In response to her tweet, Omar was blasted by many who took to Twitter to call out the Somalia-born congresswoman.

“I think you should shut up and stop being a bigot,” wrote conservative author and lawyer Kurt Schlichter.

“My answer would get me banned,” wrote Lavern Spicer, a former Republican Congressional candidate in Florida.

“Ilhan Omar @IlhanMN attacks a group of Christian volunteers on an @easyJet flight in Europe delivering aid to Ukraine, because they’re singing,” wrote activist and businessman Avi Kaner. 

“She has no idea about what transpired and whether or not it was approved. But it’s suddenly about her,” he added.

“Why does this person who lives free and liberated because of the compassion of our country not appreciate that we’re a Judeo-Christian society uniquely founded to protect those of all faiths?” wrote talk radio host Joe “Pags” Pagliarulo.

“Why does she constantly denigrate the place that offered her so much?” he asked. “Praying for her.”

“I spent decades flying in the Middle East. We weren’t even allowed to bring Bibles into the countries or worship. This sort of impromptu singing would turn into arrests and imprisonment,” wrote former congressional Republican candidate and Air Force pilot Buzz Patterson.

“I’ll celebrate our freedoms here. You do you,” he added.

“Some people sang things…,” he wrote in another tweet, referencing Omar’s referring to the 9/11 terror attacks as a day in which “some people did something” during her infamous keynote address at a private fundraiser for the Council on American-Islamic Relations (CAIR) of Greater Los Angeles.

“I doubt that people would care one bit. It’s the slitting of throats with box cutters and flying jetliners into buildings that we have an issue with.

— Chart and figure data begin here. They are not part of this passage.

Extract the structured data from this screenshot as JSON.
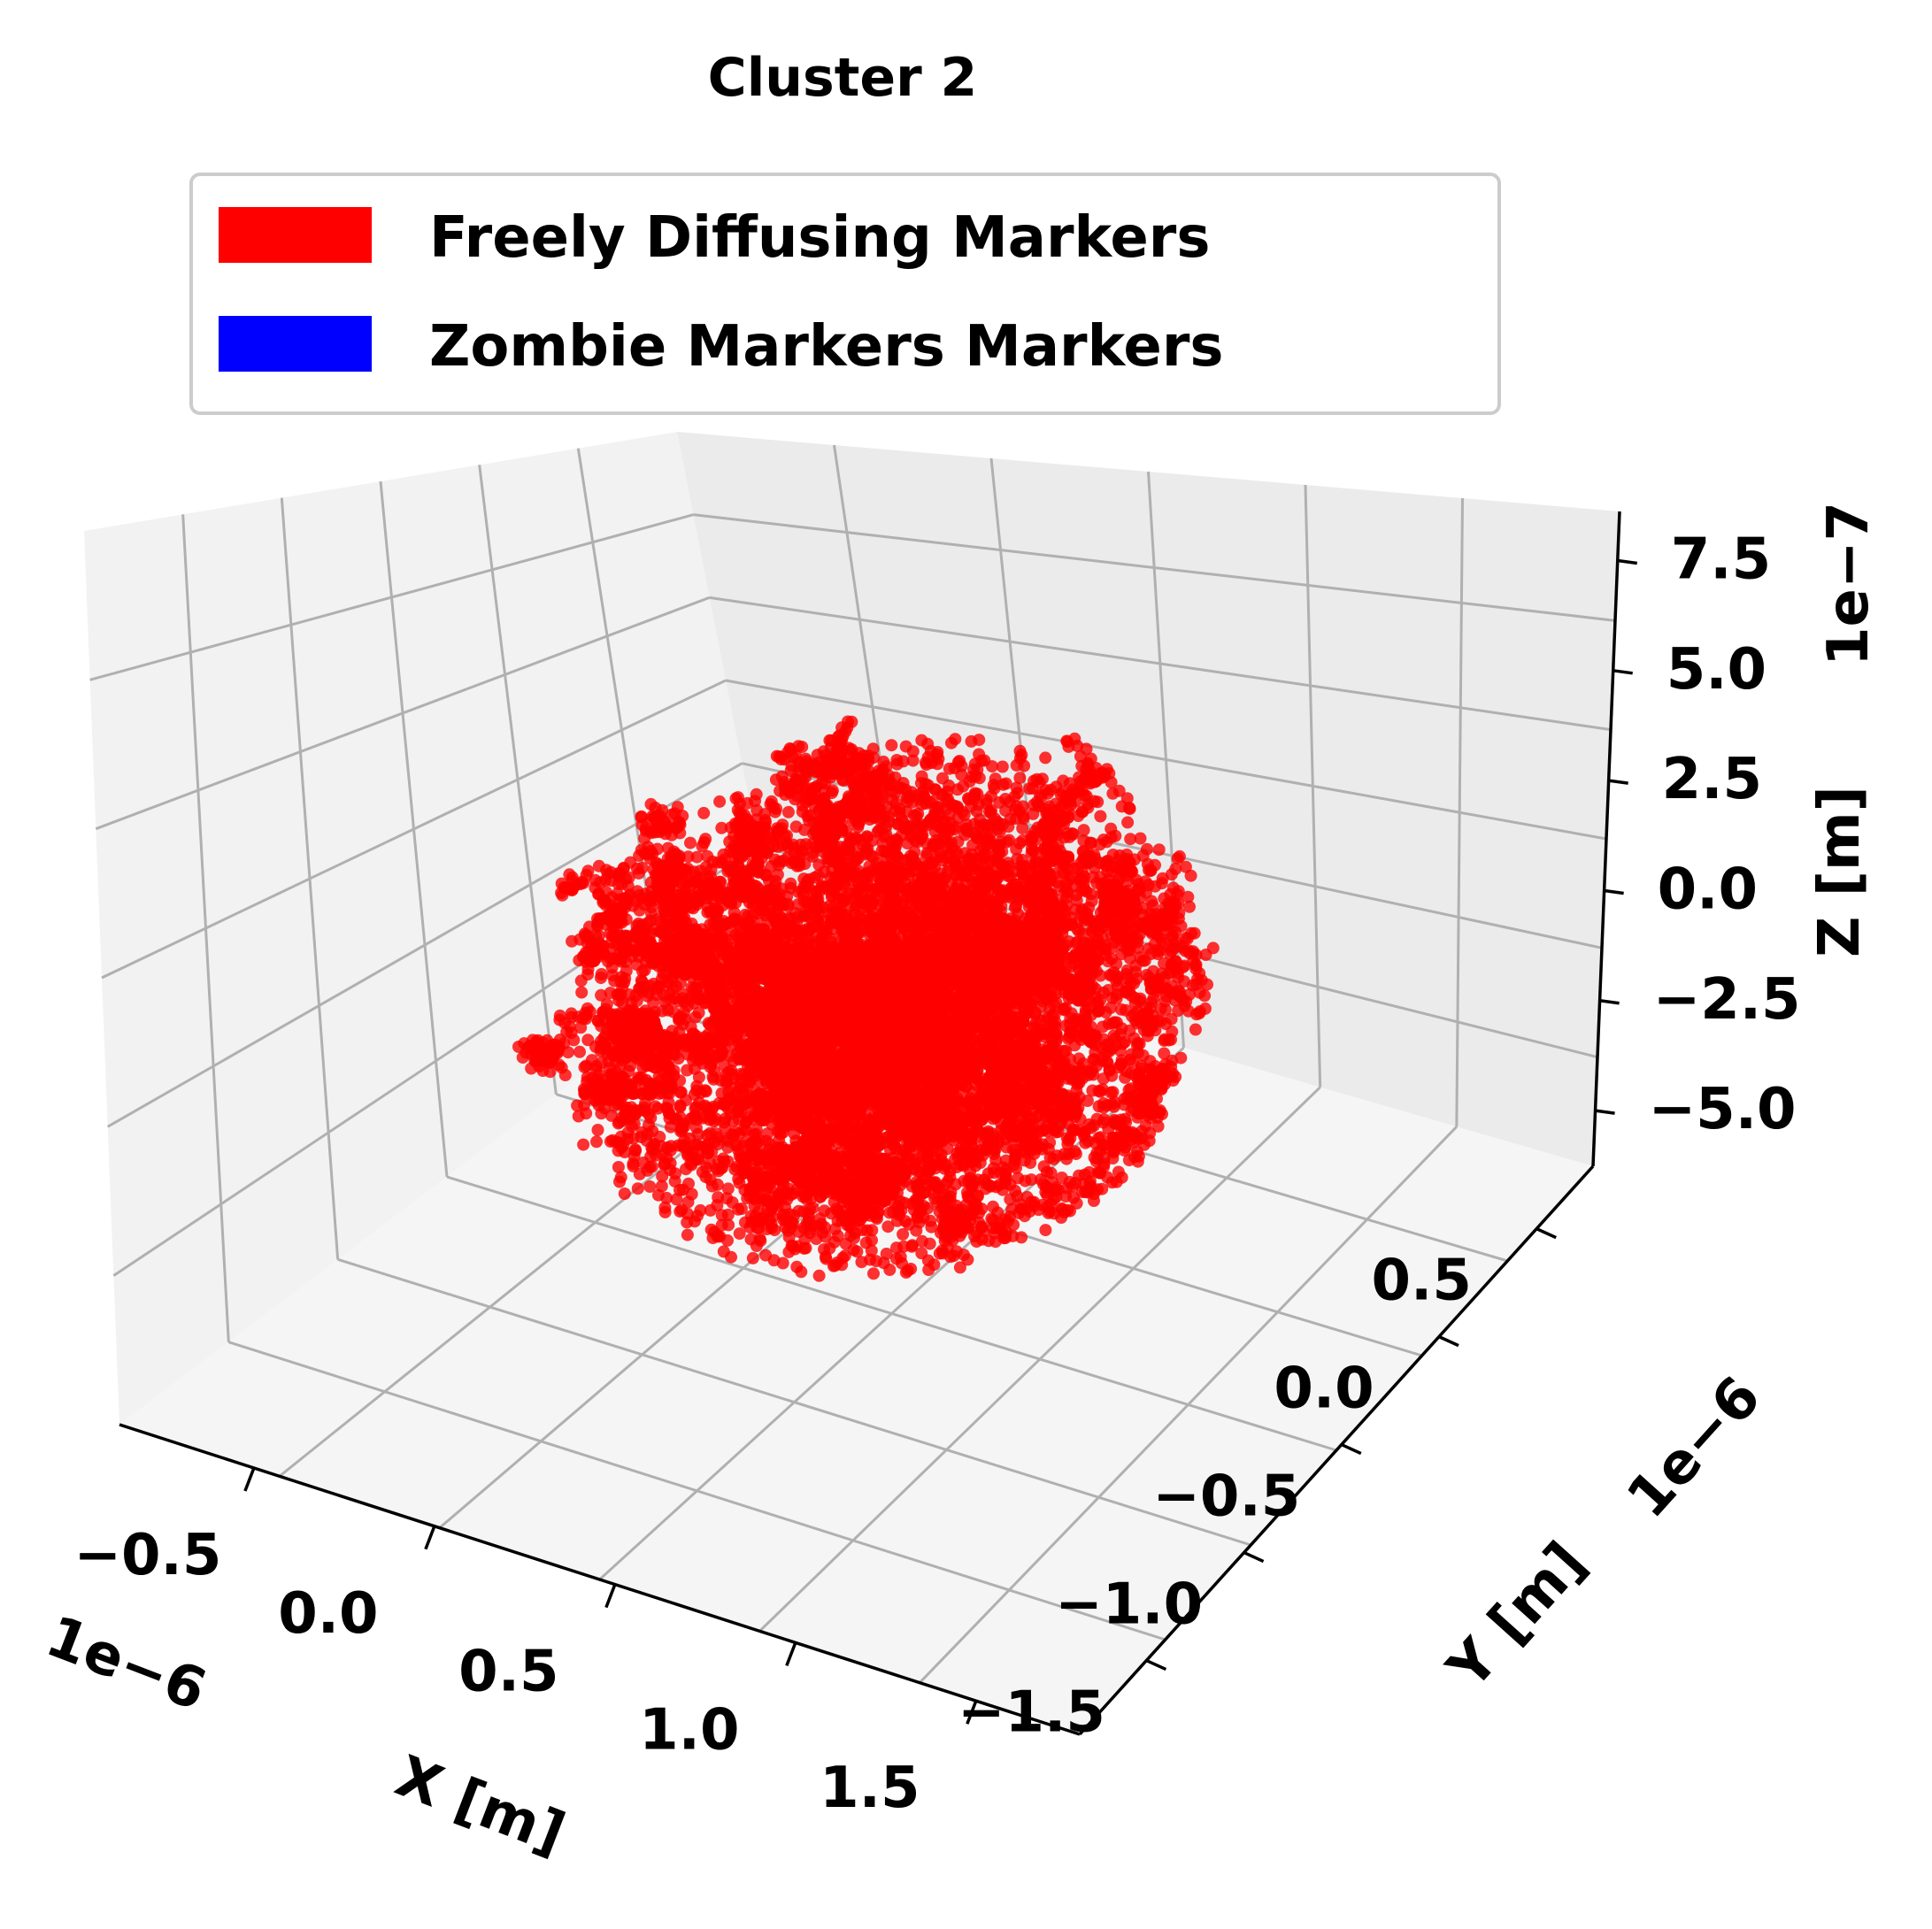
{
  "chart_data": {
    "type": "scatter",
    "title": "Cluster 2",
    "xlabel": "X [m]",
    "ylabel": "Y [m]",
    "zlabel": "Z [m]",
    "x_offset_label": "1e−6",
    "y_offset_label": "1e−6",
    "z_offset_label": "1e−7",
    "x_ticks": [
      "−0.5",
      "0.0",
      "0.5",
      "1.0",
      "1.5"
    ],
    "y_ticks": [
      "−1.5",
      "−1.0",
      "−0.5",
      "0.0",
      "0.5"
    ],
    "z_ticks": [
      "−5.0",
      "−2.5",
      "0.0",
      "2.5",
      "5.0",
      "7.5"
    ],
    "xlim": [
      -9e-07,
      1.9e-06
    ],
    "ylim": [
      -1.8e-06,
      8e-07
    ],
    "zlim": [
      -6.5e-07,
      8.5e-07
    ],
    "grid": true,
    "legend_position": "top-center",
    "series": [
      {
        "name": "Freely Diffusing Markers",
        "color": "#ff0000",
        "center": [
          5e-07,
          -5e-07,
          5e-08
        ],
        "approx_extent": [
          [
            -7e-07,
            1.6e-06
          ],
          [
            -1.6e-06,
            6e-07
          ],
          [
            -5.5e-07,
            8e-07
          ]
        ],
        "note_count": "dense random-walk cloud (thousands of points)"
      },
      {
        "name": "Zombie Markers Markers",
        "color": "#0000ff",
        "note_count": "no visible points"
      }
    ]
  }
}
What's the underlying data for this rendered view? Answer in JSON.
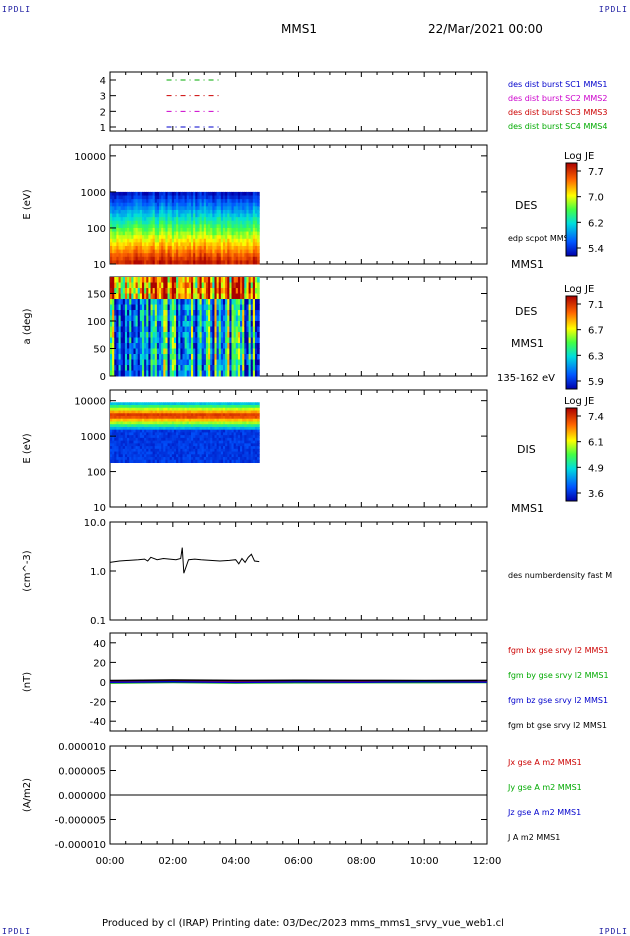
{
  "header": {
    "corner_tl": "IPDLI",
    "corner_tr": "IPDLI",
    "corner_bl": "IPDLI",
    "corner_br": "IPDLI",
    "title": "MMS1",
    "date": "22/Mar/2021 00:00"
  },
  "footer": {
    "text": "Produced by cl (IRAP)   Printing date: 03/Dec/2023   mms_mms1_srvy_vue_web1.cl"
  },
  "colors": {
    "blue": "#0000cc",
    "magenta": "#cc00cc",
    "red": "#cc0000",
    "green": "#00aa00",
    "black": "#000000"
  },
  "x_axis": {
    "ticks": [
      "00:00",
      "02:00",
      "04:00",
      "06:00",
      "08:00",
      "10:00",
      "12:00"
    ]
  },
  "chart_data": [
    {
      "type": "scatter",
      "name": "spacecraft availability",
      "yticks": [
        "4",
        "3",
        "2",
        "1"
      ],
      "series": [
        {
          "name": "des dist burst SC1 MMS1",
          "color": "#0000cc",
          "y": 1,
          "x": [
            1.8,
            3.5
          ]
        },
        {
          "name": "des dist burst SC2 MMS2",
          "color": "#cc00cc",
          "y": 2,
          "x": [
            1.8,
            3.5
          ]
        },
        {
          "name": "des dist burst SC3 MMS3",
          "color": "#cc0000",
          "y": 3,
          "x": [
            1.8,
            3.5
          ]
        },
        {
          "name": "des dist burst SC4 MMS4",
          "color": "#00aa00",
          "y": 4,
          "x": [
            1.8,
            3.5
          ]
        }
      ]
    },
    {
      "type": "heatmap",
      "name": "DES energy spectrogram",
      "ylabel": "E (eV)",
      "yticks": [
        "10000",
        "1000",
        "100",
        "10"
      ],
      "yscale": "log",
      "ylim": [
        10,
        20000
      ],
      "x_range": [
        0,
        4.75
      ],
      "label": "DES",
      "sublabel": "edp scpot MMS1",
      "sat": "MMS1",
      "colorbar": {
        "title": "Log JE",
        "ticks": [
          "7.7",
          "7.0",
          "6.2",
          "5.4"
        ]
      }
    },
    {
      "type": "heatmap",
      "name": "DES pitch angle",
      "ylabel": "a (deg)",
      "yticks": [
        "150",
        "100",
        "50",
        "0"
      ],
      "ylim": [
        0,
        180
      ],
      "x_range": [
        0,
        4.75
      ],
      "label": "DES",
      "sat": "MMS1",
      "range_label": "135-162 eV",
      "colorbar": {
        "title": "Log JE",
        "ticks": [
          "7.1",
          "6.7",
          "6.3",
          "5.9"
        ]
      }
    },
    {
      "type": "heatmap",
      "name": "DIS energy spectrogram",
      "ylabel": "E (eV)",
      "yticks": [
        "10000",
        "1000",
        "100",
        "10"
      ],
      "yscale": "log",
      "ylim": [
        10,
        20000
      ],
      "x_range": [
        0,
        4.75
      ],
      "label": "DIS",
      "sat": "MMS1",
      "colorbar": {
        "title": "Log JE",
        "ticks": [
          "7.4",
          "6.1",
          "4.9",
          "3.6"
        ]
      }
    },
    {
      "type": "line",
      "name": "density",
      "ylabel": "(cm^-3)",
      "yticks": [
        "10.0",
        "1.0",
        "0.1"
      ],
      "yscale": "log",
      "ylim": [
        0.1,
        10
      ],
      "series": [
        {
          "name": "des numberdensity fast M",
          "color": "#000000",
          "x": [
            0,
            0.3,
            0.6,
            0.9,
            1.1,
            1.2,
            1.3,
            1.5,
            1.7,
            1.9,
            2.1,
            2.25,
            2.3,
            2.35,
            2.5,
            2.7,
            2.9,
            3.2,
            3.5,
            3.8,
            4.0,
            4.1,
            4.2,
            4.3,
            4.4,
            4.5,
            4.6,
            4.75
          ],
          "y": [
            1.5,
            1.6,
            1.65,
            1.7,
            1.75,
            1.6,
            1.9,
            1.7,
            1.8,
            1.75,
            1.7,
            1.8,
            3.0,
            0.9,
            1.7,
            1.75,
            1.7,
            1.65,
            1.6,
            1.65,
            1.7,
            1.4,
            1.8,
            1.5,
            1.9,
            2.2,
            1.6,
            1.55
          ]
        }
      ]
    },
    {
      "type": "line",
      "name": "magnetic field",
      "ylabel": "(nT)",
      "yticks": [
        "40",
        "20",
        "0",
        "-20",
        "-40"
      ],
      "ylim": [
        -50,
        50
      ],
      "series": [
        {
          "name": "fgm bx gse srvy l2 MMS1",
          "color": "#cc0000",
          "x": [
            0,
            2,
            4,
            6,
            8,
            10,
            12
          ],
          "y": [
            0.5,
            1,
            0.5,
            0.8,
            0.6,
            0.4,
            0.5
          ]
        },
        {
          "name": "fgm by gse srvy l2 MMS1",
          "color": "#00aa00",
          "x": [
            0,
            2,
            4,
            6,
            8,
            10,
            12
          ],
          "y": [
            -1,
            -0.5,
            -1,
            -0.8,
            -0.6,
            -0.7,
            -0.5
          ]
        },
        {
          "name": "fgm bz gse srvy l2 MMS1",
          "color": "#0000cc",
          "x": [
            0,
            2,
            4,
            6,
            8,
            10,
            12
          ],
          "y": [
            -0.3,
            0.2,
            -0.4,
            0.1,
            -0.2,
            0.3,
            -0.1
          ]
        },
        {
          "name": "fgm bt gse srvy l2 MMS1",
          "color": "#000000",
          "x": [
            0,
            2,
            4,
            6,
            8,
            10,
            12
          ],
          "y": [
            1.5,
            2,
            1.6,
            1.8,
            1.7,
            1.5,
            1.6
          ]
        }
      ]
    },
    {
      "type": "line",
      "name": "current density",
      "ylabel": "(A/m2)",
      "yticks": [
        "0.000010",
        "0.000005",
        "0.000000",
        "-0.000005",
        "-0.000010"
      ],
      "ylim": [
        -1e-05,
        1e-05
      ],
      "series": [
        {
          "name": "Jx gse A m2 MMS1",
          "color": "#cc0000",
          "x": [
            0,
            12
          ],
          "y": [
            0,
            0
          ]
        },
        {
          "name": "Jy gse A m2 MMS1",
          "color": "#00aa00",
          "x": [
            0,
            12
          ],
          "y": [
            0,
            0
          ]
        },
        {
          "name": "Jz gse A m2 MMS1",
          "color": "#0000cc",
          "x": [
            0,
            12
          ],
          "y": [
            0,
            0
          ]
        },
        {
          "name": "J A m2 MMS1",
          "color": "#000000",
          "x": [
            0,
            12
          ],
          "y": [
            0,
            0
          ]
        }
      ]
    }
  ]
}
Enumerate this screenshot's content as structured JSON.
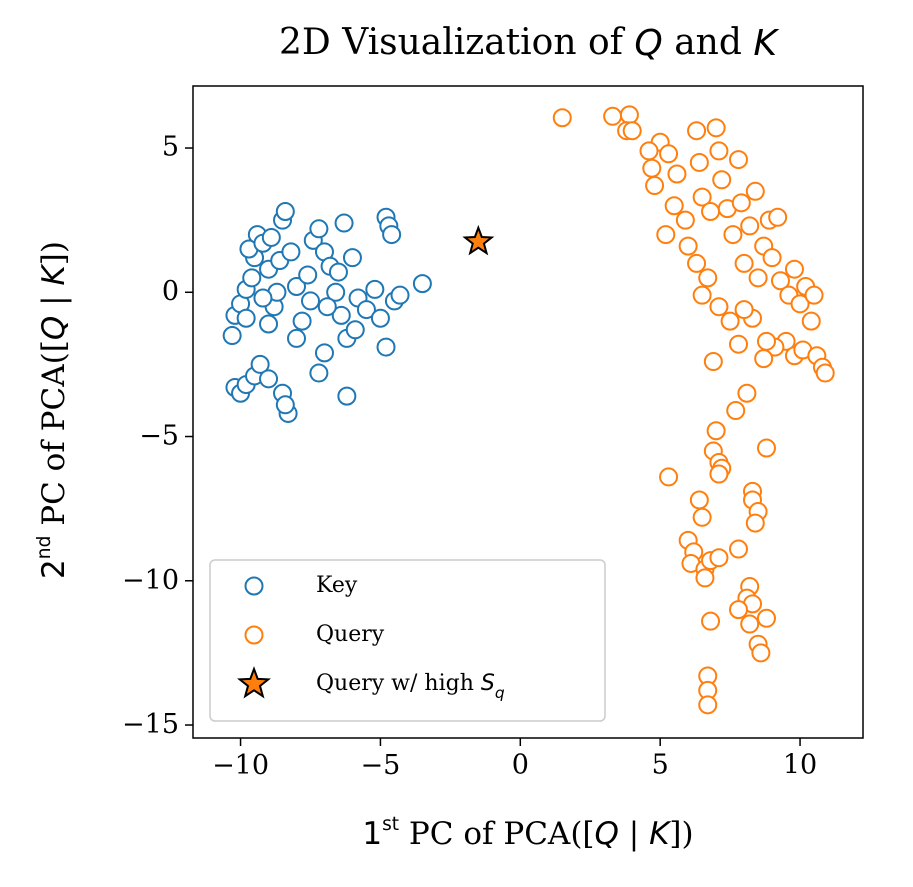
{
  "chart_data": {
    "type": "scatter",
    "title": "2D Visualization of Q and K",
    "x_label": "1st PC of PCA([Q | K])",
    "y_label": "2nd PC of PCA([Q | K])",
    "xlim": [
      -11.7,
      12.25
    ],
    "ylim": [
      -15.45,
      7.15
    ],
    "xticks": [
      {
        "value": -10,
        "label": "−10"
      },
      {
        "value": -5,
        "label": "−5"
      },
      0,
      5,
      10
    ],
    "yticks": [
      {
        "value": -15,
        "label": "−15"
      },
      {
        "value": -10,
        "label": "−10"
      },
      {
        "value": -5,
        "label": "−5"
      },
      0,
      5
    ],
    "legend": "lower left",
    "series": [
      {
        "name": "Key",
        "color": "#1f77b4",
        "marker": "circle",
        "x": [
          -10.2,
          -10.0,
          -9.8,
          -9.5,
          -9.3,
          -9.0,
          -8.5,
          -8.3,
          -8.4,
          -10.3,
          -10.2,
          -10.0,
          -9.8,
          -9.6,
          -9.5,
          -9.7,
          -9.4,
          -9.2,
          -9.0,
          -8.8,
          -8.6,
          -8.5,
          -8.4,
          -8.2,
          -8.0,
          -7.8,
          -7.6,
          -7.4,
          -7.2,
          -7.0,
          -6.8,
          -6.6,
          -6.4,
          -6.2,
          -6.0,
          -6.3,
          -5.8,
          -5.5,
          -5.2,
          -5.0,
          -4.8,
          -4.7,
          -4.6,
          -4.5,
          -4.3,
          -3.5,
          -4.8,
          -6.2,
          -7.2,
          -7.0,
          -8.0,
          -9.0,
          -9.8,
          -8.7,
          -7.5,
          -6.9,
          -6.5,
          -5.9,
          -9.2,
          -8.9
        ],
        "values": [
          -3.3,
          -3.5,
          -3.2,
          -2.9,
          -2.5,
          -3.0,
          -3.5,
          -4.2,
          -3.9,
          -1.5,
          -0.8,
          -0.4,
          0.1,
          0.5,
          1.2,
          1.5,
          2.0,
          1.7,
          0.8,
          -0.5,
          1.1,
          2.5,
          2.8,
          1.4,
          0.2,
          -1.0,
          0.6,
          1.8,
          2.2,
          1.4,
          0.9,
          0.0,
          -0.8,
          -1.6,
          1.2,
          2.4,
          -0.2,
          -0.6,
          0.1,
          -0.9,
          2.6,
          2.3,
          2.0,
          -0.3,
          -0.1,
          0.3,
          -1.9,
          -3.6,
          -2.8,
          -2.1,
          -1.6,
          -1.1,
          -0.9,
          0.0,
          -0.3,
          -0.5,
          0.7,
          -1.3,
          -0.2,
          1.9
        ]
      },
      {
        "name": "Query",
        "color": "#ff7f0e",
        "marker": "circle",
        "x": [
          1.5,
          3.3,
          3.9,
          3.8,
          4.0,
          5.0,
          4.6,
          4.7,
          4.8,
          5.3,
          5.6,
          5.5,
          5.2,
          5.9,
          6.0,
          6.3,
          6.4,
          6.5,
          6.8,
          7.0,
          7.1,
          7.2,
          7.4,
          7.6,
          7.8,
          7.9,
          8.0,
          8.2,
          8.4,
          8.5,
          8.7,
          8.9,
          9.0,
          9.3,
          9.2,
          9.6,
          9.8,
          10.0,
          10.2,
          10.4,
          10.5,
          9.5,
          9.8,
          10.1,
          10.6,
          10.8,
          10.9,
          9.1,
          8.8,
          8.3,
          8.0,
          7.8,
          7.5,
          8.7,
          6.9,
          6.5,
          6.3,
          6.7,
          7.1,
          8.1,
          7.7,
          7.0,
          8.8,
          6.9,
          7.1,
          7.2,
          7.1,
          5.3,
          8.3,
          8.3,
          8.5,
          8.4,
          6.4,
          6.5,
          6.0,
          6.2,
          6.1,
          6.6,
          6.8,
          7.1,
          7.8,
          6.6,
          8.2,
          8.1,
          8.3,
          7.8,
          8.2,
          8.8,
          6.8,
          8.5,
          8.6,
          6.7,
          6.7,
          6.7
        ],
        "values": [
          6.05,
          6.1,
          6.15,
          5.6,
          5.6,
          5.2,
          4.9,
          4.3,
          3.7,
          4.8,
          4.1,
          3.0,
          2.0,
          2.5,
          1.6,
          5.6,
          4.5,
          3.3,
          2.8,
          5.7,
          4.9,
          3.9,
          2.9,
          2.0,
          4.6,
          3.1,
          1.0,
          2.3,
          3.5,
          0.5,
          1.6,
          2.5,
          1.2,
          0.4,
          2.6,
          -0.1,
          0.8,
          -0.4,
          0.2,
          -1.0,
          -0.1,
          -1.7,
          -2.2,
          -2.0,
          -2.2,
          -2.6,
          -2.8,
          -1.9,
          -1.7,
          -0.9,
          -0.6,
          -1.8,
          -1.0,
          -2.3,
          -2.4,
          -0.1,
          1.0,
          0.5,
          -0.5,
          -3.5,
          -4.1,
          -4.8,
          -5.4,
          -5.5,
          -5.9,
          -6.1,
          -6.3,
          -6.4,
          -6.9,
          -7.2,
          -7.6,
          -8.0,
          -7.2,
          -7.8,
          -8.6,
          -9.0,
          -9.4,
          -9.6,
          -9.3,
          -9.2,
          -8.9,
          -9.9,
          -10.2,
          -10.6,
          -10.8,
          -11.0,
          -11.5,
          -11.3,
          -11.4,
          -12.2,
          -12.5,
          -13.3,
          -13.8,
          -14.3
        ]
      },
      {
        "name": "Query w/ high Sq",
        "color": "#ff7f0e",
        "marker": "star",
        "x": [
          -1.5
        ],
        "values": [
          1.75
        ]
      }
    ]
  }
}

Next question,” wrote conservative commentator Todd Starnes.

“Leftist politician sneers at Christians….,” wrote Judicial Watch President Tom Fitton.

“Stop with the Christianphobia, Congresswoman,” wrote conservative author and YouTube personality Mark Dice.

“If someone yelled Allahu Akbar I’d freak out, YOU’d freak out and ANY Muslim would freak out given the fact we still have many radical Islamists in our religion (Hizbollah, ISIS, Muslim Brotherhood, Hamas etc) all would love to hijack a plane for another 9/11 who we kidding..,” wrote former Miss Iraq Sarah Idan. 

“Instead of trying to blame Americans if you consider yourself a Muslim leader, this says a lot about the problem, let’s try to fix the issue that makes our religion look bad, we need reform, you need to be as vocal & take actions to end extremism & their anti-West ideology,” she wrote in another tweet.

“Qatar – a country you’re very familiar with – plays Islamic prayers on the intercom before takeoff on their planes. They have a designated prayer area & coordinates for Mecca are posted on the screens,” wrote Cicely Davis, a GOP challenger to Rep. Ilhan Omar.

“It’s no problem. The issue is you hate Christians & Jews & lots of Muslims,” she added.

“Naturally, @IlhanMN decided to attack Christians on Easter,” wrote Mike Davis, founder and president of the Internet Accountability Project (IAP).

Omar has a history of controversy, having been accused repeatedly of being antisemitic and anti-American.

Rep. Guy Reschenthaler (R-PA) blasted Omar in June after the congresswoman equated the United States and Israel to Hamas terrorists and the Taliban, claiming she was unfit to serve in Congress.

“Omar is an antisemite who hates America and hates American troops,” he said. “She has no place serving in Congress.”